Endajue again


Posted by Irgend Jemand on 14:53 2/22/02

In reply to: (none)

Mark, are you sure that Endajue the way you describe it is the religion of all those people in Xurno?

I'm asking because I've got the impression that for most religiously interested people on earth, "religion" means "something they can pray to". The polytheist religions fit this from the start with their gods and supernatural beings. Most real-life versions of Christianity are more about praising and worshipping the trinity than about following Jesus Christ's teachings (not to mention the Catholic worship of Mary and the saints). Judaism has G-d knows how many rules and rites to remind the people of His will all the time. While Buddhism originally didn't mention gods, in the Buddhist countries it has mostly turned into either treating Buddha as a kind of de-facto god (perhaps not among the monks, but at least among the ordinary folks), or doing the same with famous Buddhists, or combining the whole thing with some additional religions that do have gods and monsters or spirits or whatever. And Islam clearly states that it is dedication to God, period. (Wich is sometimes said to be it's major appeal).

But the Greater and the Lesser Principle seem not to be that easy to worship and pray to in order to get one's wishes fullfilled. Are you sure that in all the centuries of Endajue practise in Xurno, there hasn't evolved anything more worshipable?

(For that matter: I don't have any problem with god(s).)

Also, there's something about some Xurnese court magician somewhere on your pages (I've forgotten where), and since magic works on Almea, I suppose that in more than one culture there some people have figured out how to use it. And that means that at least some people in Xurno have to know about the Vyoshi.


Mark responds:

Good questions... I agree that people love to anthropomorphize, and add personages to an otherwise austere religion. The Xurnese venerate certain dauxey much as Muslims may venerate particular leaders.

I don't think people necessarily want someone to worship. Christianity emphasizes worship for its own sake; but I suspect that much of the time, worship is a fairly mercenary accompaniment to supplication, based on an analogy to earthly leaders, who generally respond well to buttering up.

And though people like a humanoid face to pray to, I think the important thing is a way to get things done. Much of earthly 'magic' is nothing but impersonal recipes for getting things done supernaturally.
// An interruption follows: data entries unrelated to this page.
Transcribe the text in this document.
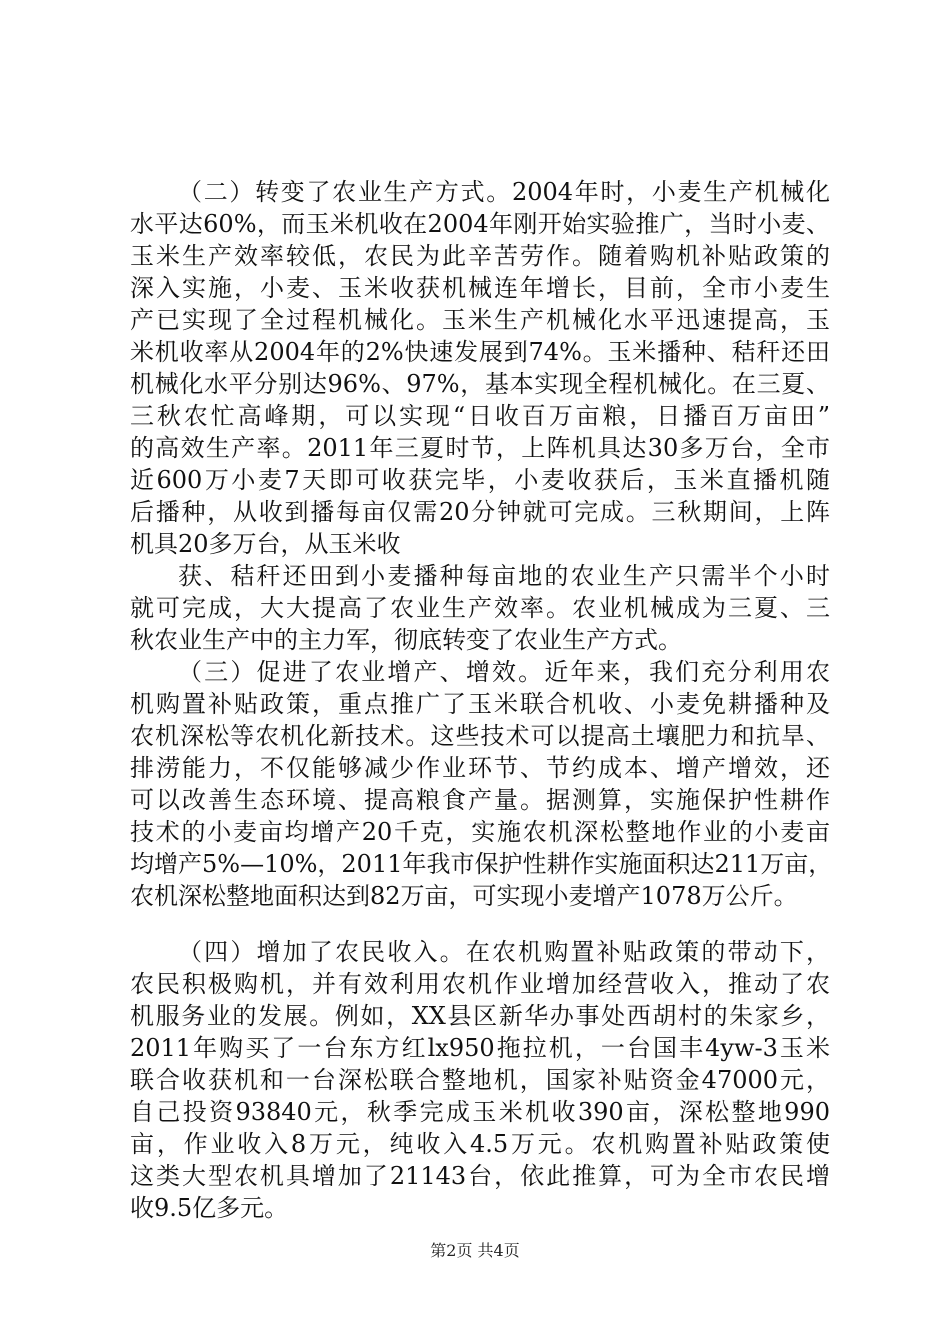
（二）转变了农业生产方式。2004年时，小麦生产机械化
水平达60%，而玉米机收在2004年刚开始实验推广，当时小麦、
玉米生产效率较低，农民为此辛苦劳作。随着购机补贴政策的
深入实施，小麦、玉米收获机械连年增长，目前，全市小麦生
产已实现了全过程机械化。玉米生产机械化水平迅速提高，玉
米机收率从2004年的2%快速发展到74%。玉米播种、秸秆还田
机械化水平分别达96%、97%，基本实现全程机械化。在三夏、
三秋农忙高峰期，可以实现“日收百万亩粮，日播百万亩田”
的高效生产率。2011年三夏时节，上阵机具达30多万台，全市
近600万小麦7天即可收获完毕，小麦收获后，玉米直播机随
后播种，从收到播每亩仅需20分钟就可完成。三秋期间，上阵
机具20多万台，从玉米收
获、秸秆还田到小麦播种每亩地的农业生产只需半个小时
就可完成，大大提高了农业生产效率。农业机械成为三夏、三
秋农业生产中的主力军，彻底转变了农业生产方式。
（三）促进了农业增产、增效。近年来，我们充分利用农
机购置补贴政策，重点推广了玉米联合机收、小麦免耕播种及
农机深松等农机化新技术。这些技术可以提高土壤肥力和抗旱、
排涝能力，不仅能够减少作业环节、节约成本、增产增效，还
可以改善生态环境、提高粮食产量。据测算，实施保护性耕作
技术的小麦亩均增产20千克，实施农机深松整地作业的小麦亩
均增产5%—10%，2011年我市保护性耕作实施面积达211万亩，
农机深松整地面积达到82万亩，可实现小麦增产1078万公斤。
（四）增加了农民收入。在农机购置补贴政策的带动下，
农民积极购机，并有效利用农机作业增加经营收入，推动了农
机服务业的发展。例如，XX县区新华办事处西胡村的朱家乡，
2011年购买了一台东方红lx950拖拉机，一台国丰4yw-3玉米
联合收获机和一台深松联合整地机，国家补贴资金47000元，
自己投资93840元，秋季完成玉米机收390亩，深松整地990
亩，作业收入8万元，纯收入4.5万元。农机购置补贴政策使
这类大型农机具增加了21143台，依此推算，可为全市农民增
收9.5亿多元。
第2页 共4页
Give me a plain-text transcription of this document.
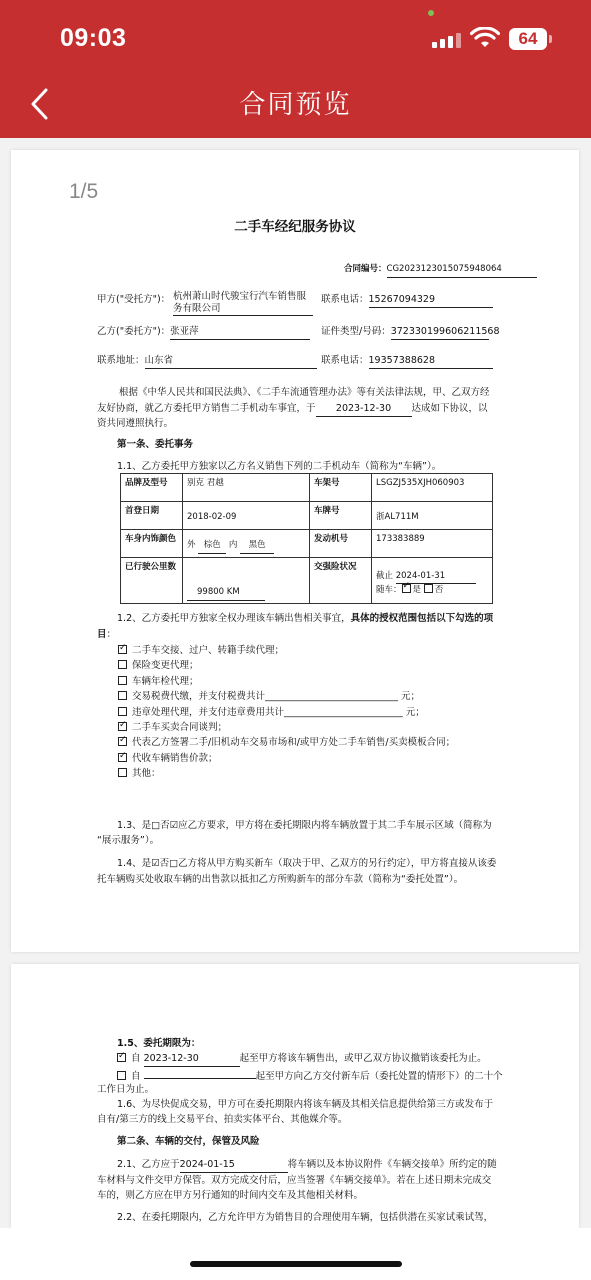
09:03	64
合同预览
1/5
二手车经纪服务协议
合同编号：CG2023123015075948064
甲方("受托方")： 杭州萧山时代骏宝行汽车销售服
务有限公司
联系电话：15267094329
乙方("委托方")：张亚萍	证件类型/号码：372330199606211568
联系地址：山东省	联系电话：19357388628
根据《中华人民共和国民法典》、《二手车流通管理办法》等有关法律法规，甲、乙双方经
友好协商，就乙方委托甲方销售二手机动车事宜，于 2023-12-30 达成如下协议，以
资共同遵照执行。
第一条、委托事务
1.1、乙方委托甲方独家以乙方名义销售下列的二手机动车（简称为“车辆”）。
品牌及型号	别克 君越	车架号	LSGZJ535XJH060903
首登日期	2018-02-09	车牌号	浙AL711M
车身内饰颜色	外 棕色 内 黑色	发动机号	173383889
已行驶公里数	99800 KM	交强险状况	截止 2024-01-31
随车： ✓ 是 否
1.2、乙方委托甲方独家全权办理该车辆出售相关事宜，具体的授权范围包括以下勾选的项
目：
✓ 二手车交接、过户、转籍手续代理；
保险变更代理；
车辆年检代理；
交易税费代缴，并支付税费共计____________________________ 元；
违章处理代理，并支付违章费用共计_________________________ 元；
✓ 二手车买卖合同谈判；
✓ 代表乙方签署二手/旧机动车交易市场和/或甲方处二手车销售/买卖模板合同；
✓ 代收车辆销售价款；
其他：
1.3、是□否☑应乙方要求，甲方将在委托期限内将车辆放置于其二手车展示区域（简称为
“展示服务”）。
1.4、是☑否□乙方将从甲方购买新车（取决于甲、乙双方的另行约定），甲方将直接从该委
托车辆购买处收取车辆的出售款以抵扣乙方所购新车的部分车款（简称为“委托处置”）。
1.5、委托期限为：
✓ 自 2023-12-30	起至甲方将该车辆售出，或甲乙双方协议撤销该委托为止。
自	起至甲方向乙方交付新车后（委托处置的情形下）的二十个
工作日为止。
1.6、为尽快促成交易，甲方可在委托期限内将该车辆及其相关信息提供给第三方或发布于
自有/第三方的线上交易平台、拍卖实体平台、其他媒介等。
第二条、车辆的交付，保管及风险
2.1、乙方应于2024-01-15	将车辆以及本协议附件《车辆交接单》所约定的随
车材料与文件交甲方保管。双方完成交付后，应当签署《车辆交接单》。若在上述日期未完成交
车的，则乙方应在甲方另行通知的时间内交车及其他相关材料。
2.2、在委托期限内，乙方允许甲方为销售目的合理使用车辆，包括供潜在买家试乘试驾，
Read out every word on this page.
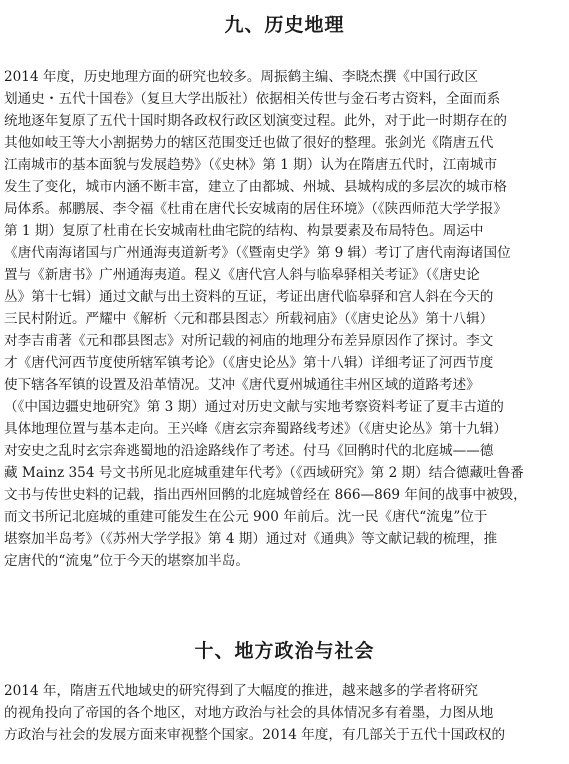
九、历史地理
2014 年度，历史地理方面的研究也较多。周振鹤主编、李晓杰撰《中国行政区
划通史・五代十国卷》（复旦大学出版社）依据相关传世与金石考古资料，全面而系
统地逐年复原了五代十国时期各政权行政区划演变过程。此外，对于此一时期存在的
其他如岐王等大小割据势力的辖区范围变迁也做了很好的整理。张剑光《隋唐五代
江南城市的基本面貌与发展趋势》（《史林》第 1 期）认为在隋唐五代时，江南城市
发生了变化，城市内涵不断丰富，建立了由都城、州城、县城构成的多层次的城市格
局体系。郝鹏展、李令福《杜甫在唐代长安城南的居住环境》（《陕西师范大学学报》
第 1 期）复原了杜甫在长安城南杜曲宅院的结构、构景要素及布局特色。周运中
《唐代南海诸国与广州通海夷道新考》（《暨南史学》第 9 辑）考订了唐代南海诸国位
置与《新唐书》广州通海夷道。程义《唐代宫人斜与临皋驿相关考证》（《唐史论
丛》第十七辑）通过文献与出土资料的互证，考证出唐代临皋驿和宫人斜在今天的
三民村附近。严耀中《解析〈元和郡县图志〉所载祠庙》（《唐史论丛》第十八辑）
对李吉甫著《元和郡县图志》对所记载的祠庙的地理分布差异原因作了探讨。李文
才《唐代河西节度使所辖军镇考论》（《唐史论丛》第十八辑）详细考证了河西节度
使下辖各军镇的设置及沿革情况。艾冲《唐代夏州城通往丰州区域的道路考述》
（《中国边疆史地研究》第 3 期）通过对历史文献与实地考察资料考证了夏丰古道的
具体地理位置与基本走向。王兴峰《唐玄宗奔蜀路线考述》（《唐史论丛》第十九辑）
对安史之乱时玄宗奔逃蜀地的沿途路线作了考述。付马《回鹘时代的北庭城——德
藏 Mainz 354 号文书所见北庭城重建年代考》（《西域研究》第 2 期）结合德藏吐鲁番
文书与传世史料的记载，指出西州回鹘的北庭城曾经在 866—869 年间的战事中被毁，
而文书所记北庭城的重建可能发生在公元 900 年前后。沈一民《唐代“流鬼”位于
堪察加半岛考》（《苏州大学学报》第 4 期）通过对《通典》等文献记载的梳理，推
定唐代的“流鬼”位于今天的堪察加半岛。
十、地方政治与社会
2014 年，隋唐五代地域史的研究得到了大幅度的推进，越来越多的学者将研究
的视角投向了帝国的各个地区，对地方政治与社会的具体情况多有着墨，力图从地
方政治与社会的发展方面来审视整个国家。2014 年度，有几部关于五代十国政权的
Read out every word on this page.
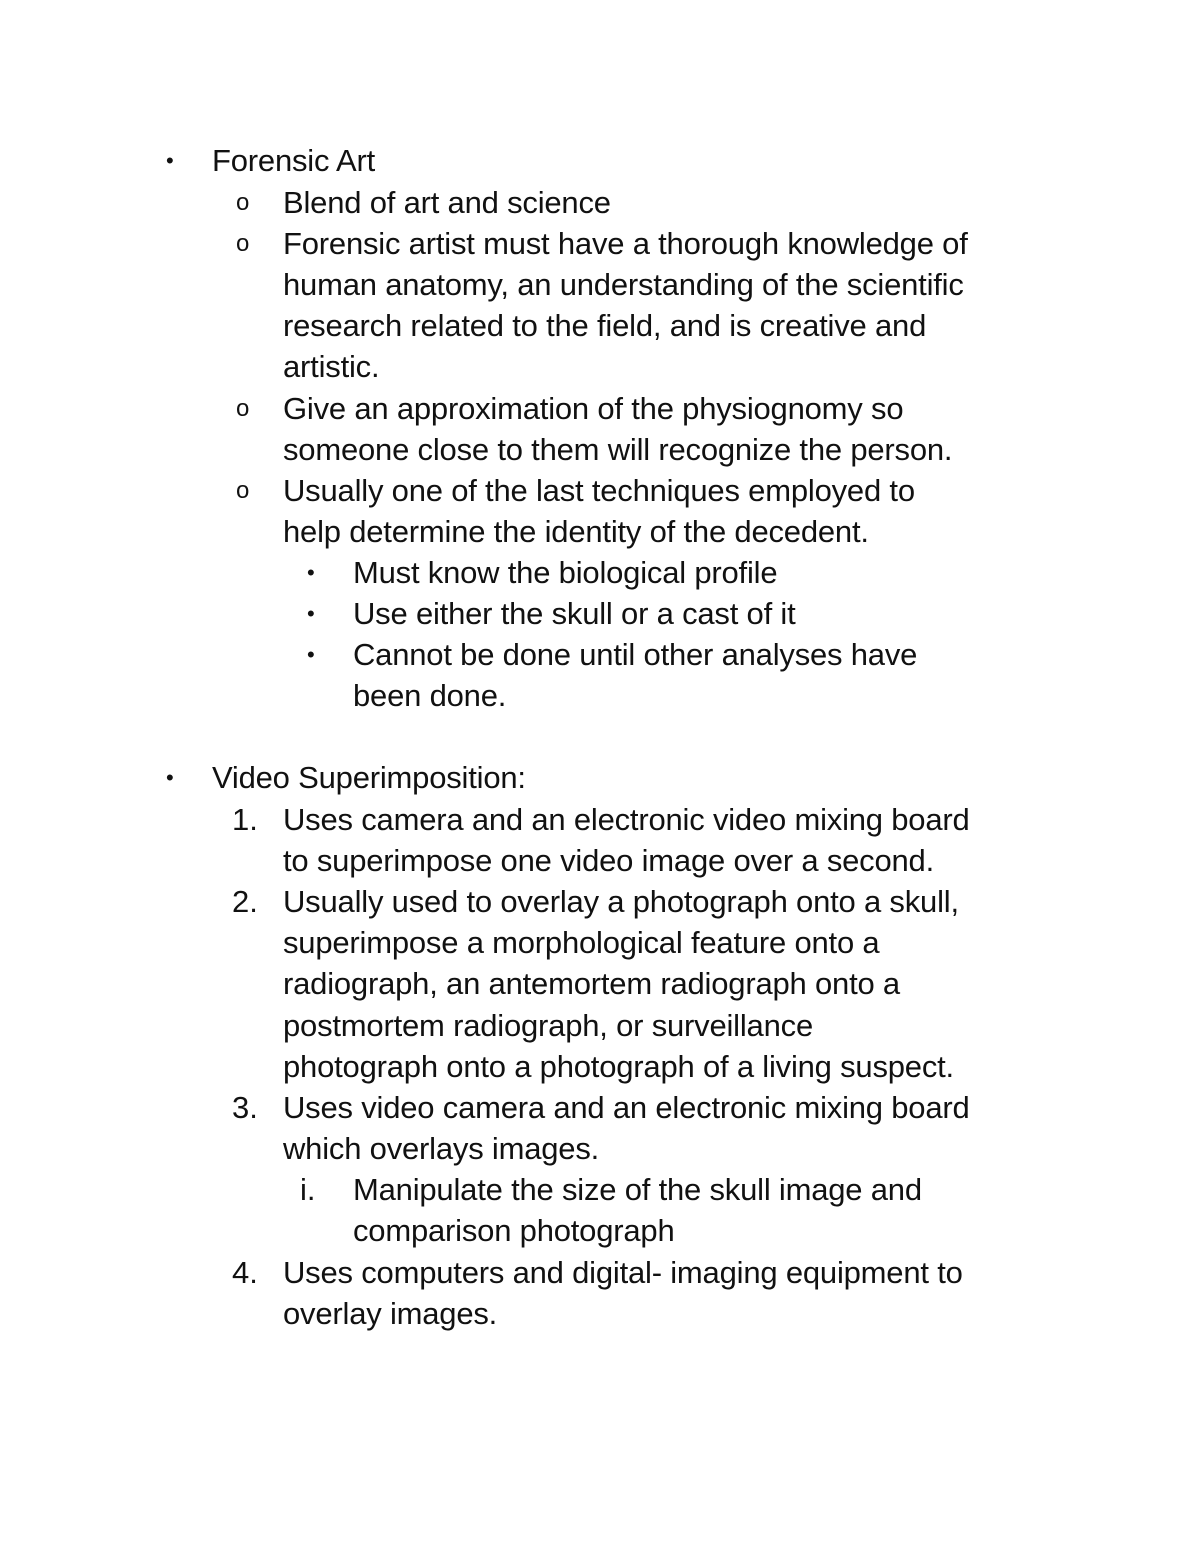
• Forensic Art
o Blend of art and science
o Forensic artist must have a thorough knowledge of
human anatomy, an understanding of the scientific
research related to the field, and is creative and
artistic.
o Give an approximation of the physiognomy so
someone close to them will recognize the person.
o Usually one of the last techniques employed to
help determine the identity of the decedent.
• Must know the biological profile
• Use either the skull or a cast of it
• Cannot be done until other analyses have
been done.
• Video Superimposition:
1. Uses camera and an electronic video mixing board
to superimpose one video image over a second.
2. Usually used to overlay a photograph onto a skull,
superimpose a morphological feature onto a
radiograph, an antemortem radiograph onto a
postmortem radiograph, or surveillance
photograph onto a photograph of a living suspect.
3. Uses video camera and an electronic mixing board
which overlays images.
i. Manipulate the size of the skull image and
comparison photograph
4. Uses computers and digital- imaging equipment to
overlay images.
Popular Endajué certainly has this element; there are formulas and rituals for affecting one's daily life. (I'll talk about this more in the long-pending Xurnese section of "Almean Belief Systems".)

As for real magic, you're right; Xurnese magicians do have to deal with the vyozhî, but their theory of what they're doing is quite different. (And I don't know what it is yet...)

By the way, if anyone's wondering, my current project is a translation of the Cuzeian Count of Years. Though it's slowed down a bit; I haven't even got to the creation of the ilii yet.